Prometheus is a pull-based monitoring system, and hence, your services don’t need to be aware of where the monitoring system is hosted. They just need to expose the metrics via an HTTP endpoint, and Prometheus can pull metrics from it. Prometheus also has a flexible, multidimensional data model that allows you to collect data and query it in a highly reliable way. This data can then be leveraged for monitoring and troubleshooting purposes. 

Prometheus has built-in integration with Alertmanager, which allows you to send notifications to teams when thresholds are not met. Alertmanager performs custom handling of alerts by grouping, deduplicating, and silencing alerts, and routing them to integrations like email, Opsgenie, and PageDuty.

You can leverage the Prometheus expression browser to run PromQL queries to view the data stored inside Prometheus.

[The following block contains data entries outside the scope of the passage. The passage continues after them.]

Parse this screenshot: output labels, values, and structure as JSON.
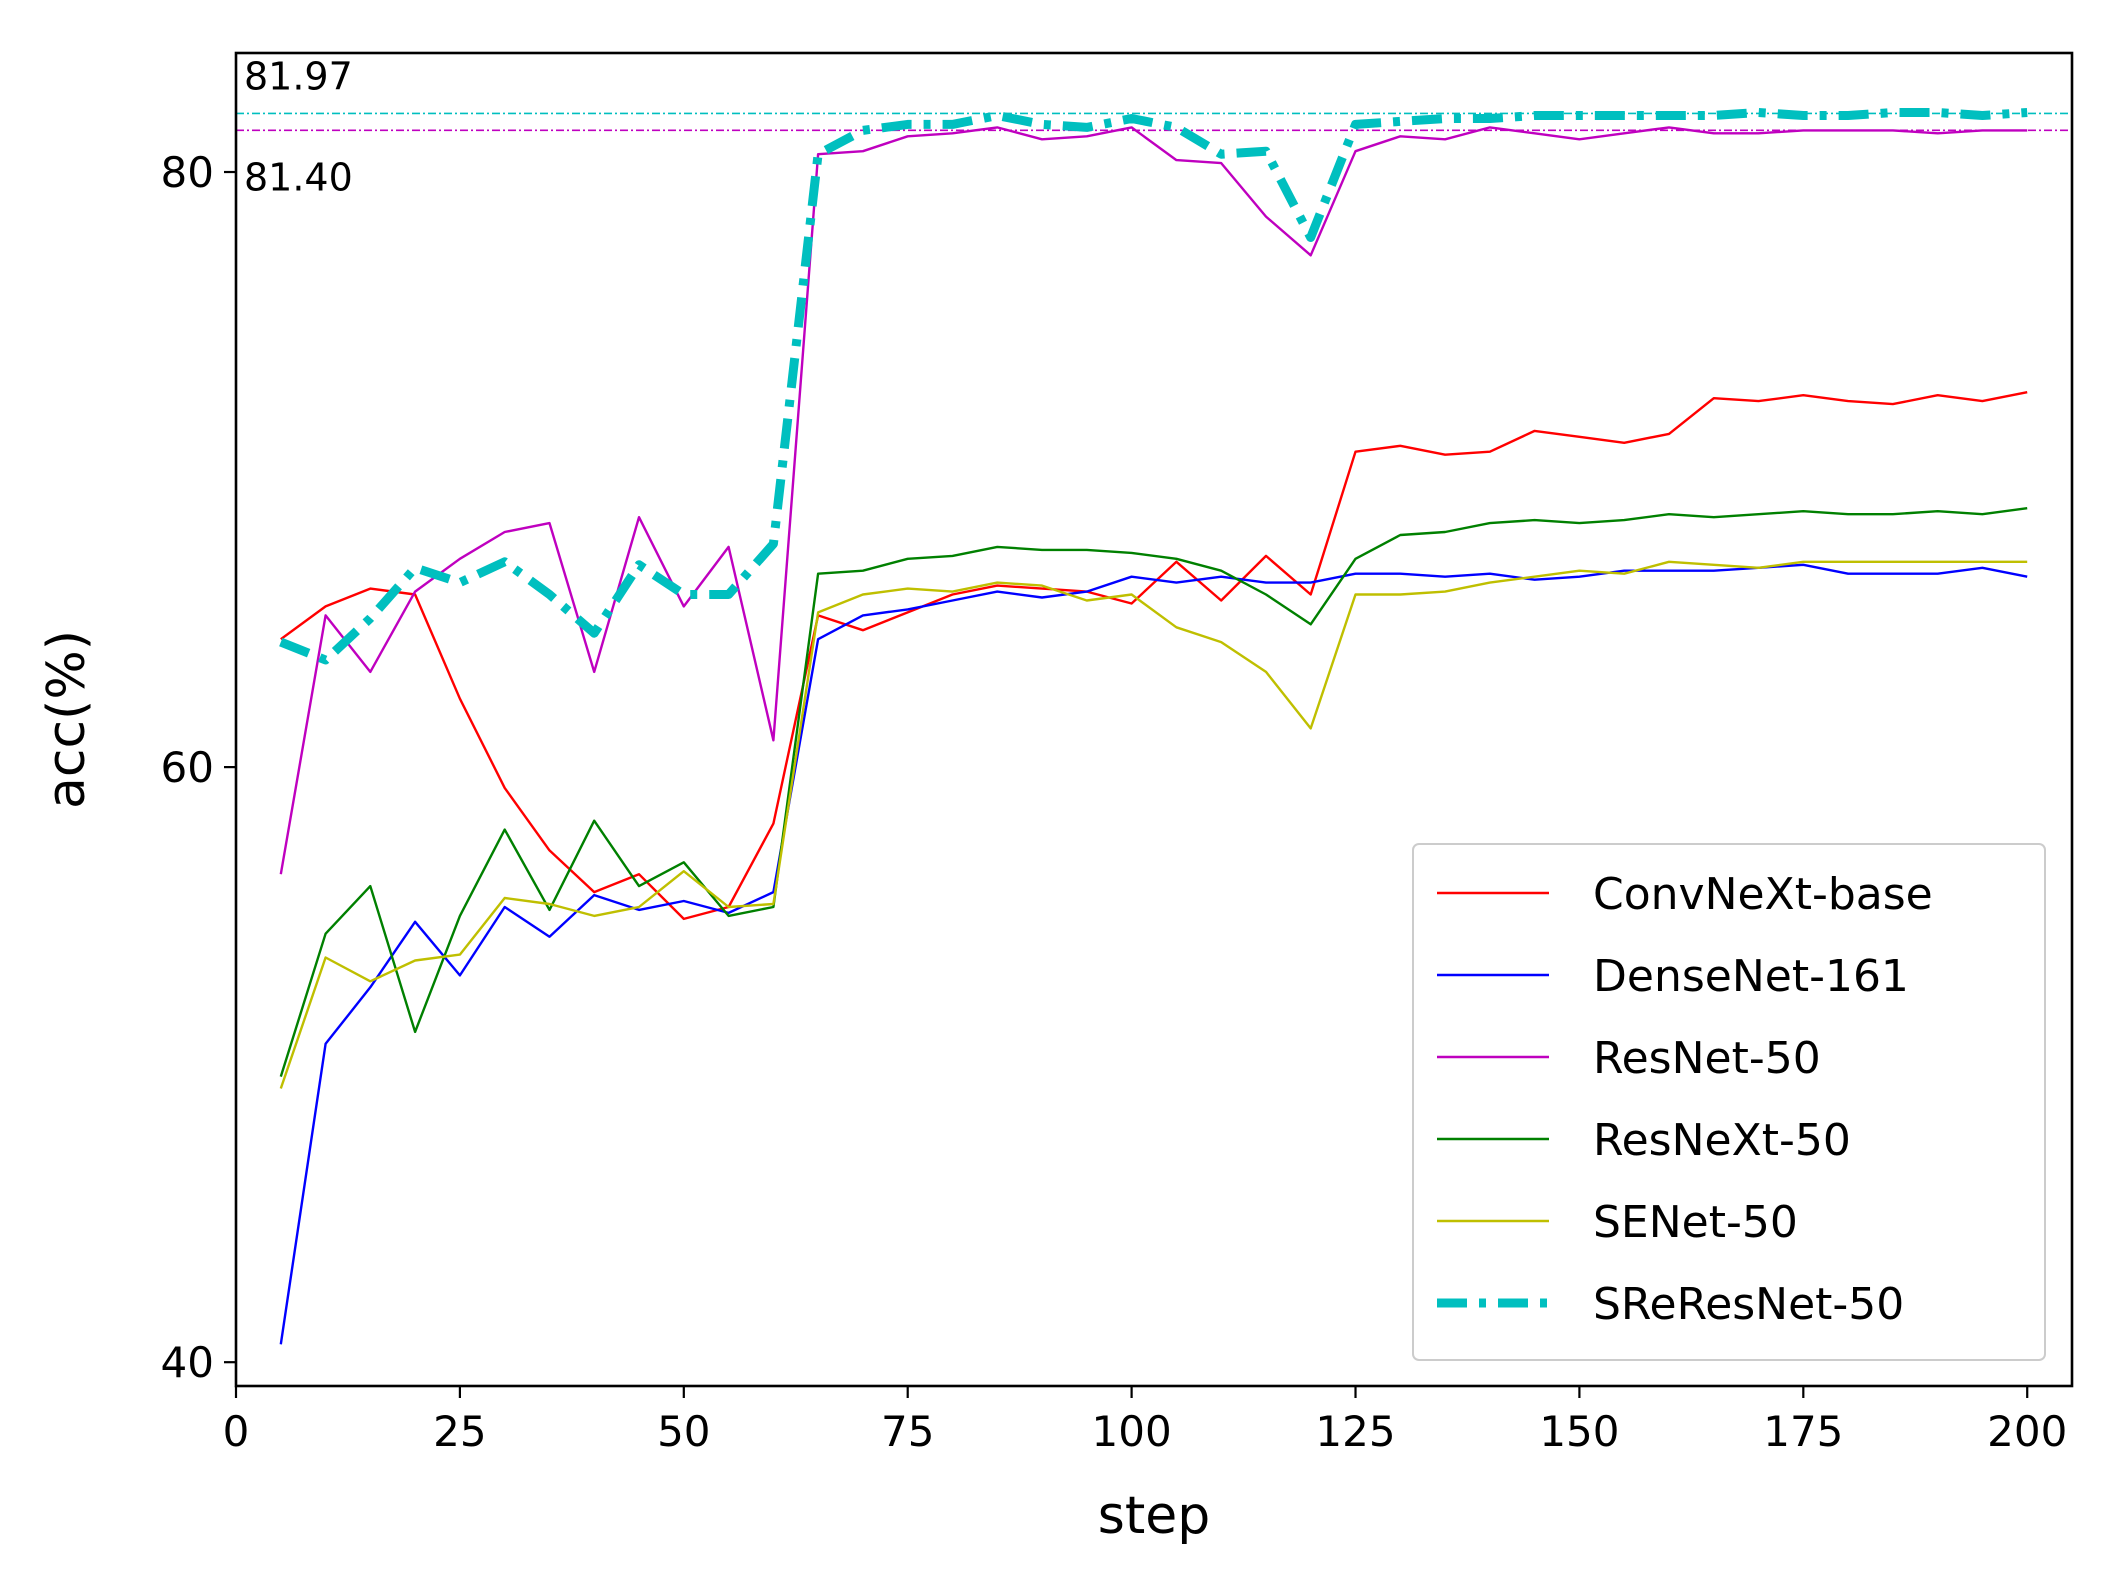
{
  "chart_data": {
    "type": "line",
    "title": "",
    "xlabel": "step",
    "ylabel": "acc(%)",
    "xlim": [
      0,
      205
    ],
    "ylim": [
      39.2,
      84.0
    ],
    "xticks": [
      0,
      25,
      50,
      75,
      100,
      125,
      150,
      175,
      200
    ],
    "yticks": [
      40,
      60,
      80
    ],
    "grid": false,
    "legend_position": "lower-right",
    "colors": {
      "ConvNeXt-base": "#ff0000",
      "DenseNet-161": "#0000ff",
      "ResNet-50": "#bf00bf",
      "ResNeXt-50": "#008000",
      "SENet-50": "#bfbf00",
      "SReResNet-50": "#00bfbf"
    },
    "reference_lines": [
      {
        "y": 81.97,
        "label": "81.97",
        "color": "#00bfbf"
      },
      {
        "y": 81.4,
        "label": "81.40",
        "color": "#bf00bf"
      }
    ],
    "x": [
      5,
      10,
      15,
      20,
      25,
      30,
      35,
      40,
      45,
      50,
      55,
      60,
      65,
      70,
      75,
      80,
      85,
      90,
      95,
      100,
      105,
      110,
      115,
      120,
      125,
      130,
      135,
      140,
      145,
      150,
      155,
      160,
      165,
      170,
      175,
      180,
      185,
      190,
      195,
      200
    ],
    "series": [
      {
        "name": "ConvNeXt-base",
        "style": "solid",
        "values": [
          64.3,
          65.4,
          66.0,
          65.8,
          62.3,
          59.3,
          57.2,
          55.8,
          56.4,
          54.9,
          55.3,
          58.1,
          65.1,
          64.6,
          65.2,
          65.8,
          66.1,
          66.0,
          65.9,
          65.5,
          66.9,
          65.6,
          67.1,
          65.8,
          70.6,
          70.8,
          70.5,
          70.6,
          71.3,
          71.1,
          70.9,
          71.2,
          72.4,
          72.3,
          72.5,
          72.3,
          72.2,
          72.5,
          72.3,
          72.6
        ]
      },
      {
        "name": "DenseNet-161",
        "style": "solid",
        "values": [
          40.6,
          50.7,
          52.6,
          54.8,
          53.0,
          55.3,
          54.3,
          55.7,
          55.2,
          55.5,
          55.1,
          55.8,
          64.3,
          65.1,
          65.3,
          65.6,
          65.9,
          65.7,
          65.9,
          66.4,
          66.2,
          66.4,
          66.2,
          66.2,
          66.5,
          66.5,
          66.4,
          66.5,
          66.3,
          66.4,
          66.6,
          66.6,
          66.6,
          66.7,
          66.8,
          66.5,
          66.5,
          66.5,
          66.7,
          66.4
        ]
      },
      {
        "name": "ResNet-50",
        "style": "solid",
        "values": [
          56.4,
          65.1,
          63.2,
          65.9,
          67.0,
          67.9,
          68.2,
          63.2,
          68.4,
          65.4,
          67.4,
          60.9,
          80.6,
          80.7,
          81.2,
          81.3,
          81.5,
          81.1,
          81.2,
          81.5,
          80.4,
          80.3,
          78.5,
          77.2,
          80.7,
          81.2,
          81.1,
          81.5,
          81.3,
          81.1,
          81.3,
          81.5,
          81.3,
          81.3,
          81.4,
          81.4,
          81.4,
          81.3,
          81.4,
          81.4
        ]
      },
      {
        "name": "ResNeXt-50",
        "style": "solid",
        "values": [
          49.6,
          54.4,
          56.0,
          51.1,
          55.0,
          57.9,
          55.2,
          58.2,
          56.0,
          56.8,
          55.0,
          55.3,
          66.5,
          66.6,
          67.0,
          67.1,
          67.4,
          67.3,
          67.3,
          67.2,
          67.0,
          66.6,
          65.8,
          64.8,
          67.0,
          67.8,
          67.9,
          68.2,
          68.3,
          68.2,
          68.3,
          68.5,
          68.4,
          68.5,
          68.6,
          68.5,
          68.5,
          68.6,
          68.5,
          68.7
        ]
      },
      {
        "name": "SENet-50",
        "style": "solid",
        "values": [
          49.2,
          53.6,
          52.8,
          53.5,
          53.7,
          55.6,
          55.4,
          55.0,
          55.3,
          56.5,
          55.3,
          55.4,
          65.2,
          65.8,
          66.0,
          65.9,
          66.2,
          66.1,
          65.6,
          65.8,
          64.7,
          64.2,
          63.2,
          61.3,
          65.8,
          65.8,
          65.9,
          66.2,
          66.4,
          66.6,
          66.5,
          66.9,
          66.8,
          66.7,
          66.9,
          66.9,
          66.9,
          66.9,
          66.9,
          66.9
        ]
      },
      {
        "name": "SReResNet-50",
        "style": "dashdot",
        "values": [
          64.2,
          63.6,
          65.0,
          66.7,
          66.2,
          66.9,
          65.8,
          64.5,
          66.8,
          65.8,
          65.8,
          67.5,
          80.6,
          81.4,
          81.6,
          81.6,
          81.9,
          81.6,
          81.5,
          81.8,
          81.5,
          80.6,
          80.7,
          77.8,
          81.6,
          81.7,
          81.8,
          81.8,
          81.9,
          81.9,
          81.9,
          81.9,
          81.9,
          82.0,
          81.9,
          81.9,
          82.0,
          82.0,
          81.9,
          82.0
        ]
      }
    ]
  }
}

Figure 2: Prometheus expression browser

With the increased adoption of containers and microservices architectures, the number of components to manage and monitor has also increased. Prometheus is the best tool available for collecting data from such dynamic environments, storing them in a time-series data store, and providing monitoring capabilities for your applications deployed in Kubernetes and for the underlying infrastructure.

Kubernetes Data Visualization with Grafana

Grafana is an open-source data visualization tool that provides you with in-depth visibility into the health of your Kubernetes cluster and the applications running in it. 

You can leverage Grafana dashboards to monitor both system-level and application-level metrics such as:

      • Overview of nodes, pods, and containers.
      • Actual CPU/memory usage of Kubernetes cluster nodes.
      • Health status of Kubernetes master node components (API server, scheduler, controller, etcd).
      • Node disk I/O usage.
      • Node network in/out traffic.
      • Pod health and availability.
      • Resource allocation for pods.
      • Requested usage vs. actual usage of resources. 
      • Container restarts and percentage of throttled containers.

Grafana supports a number of data sources out of the box, like Prometheus, Elasticsearch, InfluxDB, AWS CloudWatch, and Azure Monitor. While building your custom dashboards in Grafana, you can combine data from multiple sources and consolidate them into a single dashboard. You can also associate a panel with a specific data source to provide visualizations.

Figure 3: Data sources officially supported by Grafana

You can create a Grafana dashboard displaying summary metrics for monitoring the health of the Kubernetes cluster and identifying any workload bottlenecks. Below are screenshots of a few dashboards you can use to track your cluster resources. For custom monitoring, you can use one of the community-built Grafana dashboards

Figure 4: Grafana dashboard showing Kubernetes cluster health
Figure 5: Grafana dashboard showing overall health of pods in Kubernetes cluster
Figure 6: Grafana dashboard showing overall status of nodes, pods, and containers

Kubernetes Monitoring Simplified

Monitoring is critical for gaining an in-depth understanding of how your Kubernetes cluster is functioning. In this article, I explained different ways to monitor your Kubernetes cluster and pods. Using the Kubernetes command-line interface, you can dive deep into cluster resources. With liveness and readiness probes, you can implement automated health checks, and with Prometheus and Grafana, you get one of the most effective monitoring solutions for Kubernetes.